As to a diet, you just need to eat a well rounded, balanced diet. You should have extra protein (for tissue healing), calcium, vitamin D, and magnesium. This is not a time to go on any crazy diet. You need the calories to help rebuild the tissues needed.
A big thing, do not smoke. Smoking is probably the biggest determent to wound healing there is. So, if you smoke, this would be a great time to quit.
The rehab after an ACL reconstruction is long and intense. You have to be committed to it, or you will end up with a poor outcome. The main part of therapy usually lasts about 4-6 months. But, most patients will continue to do certain parts of their therapy for many months after the formal therapy has ended. And, it may take as long as a year to 18 months before full recovery, and a final outcome is known.
It took Edgrin James, an American football pro running back two years to get back to playing again, after his ACL was reconstructed. Some players are able to get back in 6 months or so (but that is pushing it). But, these are high level athletes.
Most "normal" patients can get back to their usual daily activities in a couple of months. Sports take a bit longer.
But, again, you do not have to have surgery. If you are the type of person who rarely, if ever, plays sports and does not have to do a lot of pivoting activities in their occupations, then they probably don't need the ligament reconstructed. They usually need to keep the leg strong and have good balance, but that's all.

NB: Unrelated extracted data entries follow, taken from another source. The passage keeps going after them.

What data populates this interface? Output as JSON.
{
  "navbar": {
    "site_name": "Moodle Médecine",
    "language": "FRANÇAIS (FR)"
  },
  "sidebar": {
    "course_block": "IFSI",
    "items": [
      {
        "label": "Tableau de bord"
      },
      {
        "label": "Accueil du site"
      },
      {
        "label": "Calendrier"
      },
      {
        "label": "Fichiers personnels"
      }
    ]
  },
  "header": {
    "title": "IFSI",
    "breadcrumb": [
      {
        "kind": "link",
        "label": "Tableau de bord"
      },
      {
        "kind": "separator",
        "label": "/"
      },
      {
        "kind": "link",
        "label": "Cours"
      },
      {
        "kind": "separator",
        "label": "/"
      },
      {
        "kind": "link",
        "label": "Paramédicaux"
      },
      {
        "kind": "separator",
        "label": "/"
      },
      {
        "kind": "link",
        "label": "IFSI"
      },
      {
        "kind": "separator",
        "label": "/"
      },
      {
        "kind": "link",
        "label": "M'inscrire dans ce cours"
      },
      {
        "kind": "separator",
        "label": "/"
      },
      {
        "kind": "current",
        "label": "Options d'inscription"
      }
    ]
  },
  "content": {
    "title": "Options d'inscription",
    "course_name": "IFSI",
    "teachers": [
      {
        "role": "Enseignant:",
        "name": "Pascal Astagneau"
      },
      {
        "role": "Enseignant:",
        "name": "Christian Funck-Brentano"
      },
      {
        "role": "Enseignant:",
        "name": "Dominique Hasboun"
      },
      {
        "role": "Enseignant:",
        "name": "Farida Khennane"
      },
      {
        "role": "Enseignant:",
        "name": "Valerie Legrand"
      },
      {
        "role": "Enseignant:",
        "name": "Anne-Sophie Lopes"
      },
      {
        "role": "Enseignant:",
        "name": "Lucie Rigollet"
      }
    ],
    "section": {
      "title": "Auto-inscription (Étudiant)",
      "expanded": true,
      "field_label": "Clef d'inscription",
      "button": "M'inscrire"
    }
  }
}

The main reason to reconstruct an ACL is to prevent twisting injuries that could cause damage to the articular cartilage within the knee. Repeated episodes of twisting and damaging the cartilage, can lead to accelerated degeneration in the knee (traumatic arthritis). The reconstruction is not done so that the patient can return to high level athletics. If the patient can, that's great, but the main purpose of the surgery is to try to reduce the incidence of traumatic arthritis.
So, speak with your surgeon at length about the surgery and everything else. Be wary of surgeons who just push surgery. Especially if they do not even inquire about your activity level, what you want to do, what you need to do, and how are you about doing all of the extensive rehab.
Again, if you aren't going to do the rehab, don't do the surgery.
You should be working on getting the swelling and inflammation out of the knee at the present time. You should also be working on range of motion, especially getting the knee completely straight. Full extension is the hardest to obtain, and is very critical for proper gait mechanics.
Good luck with whatever you decide to do.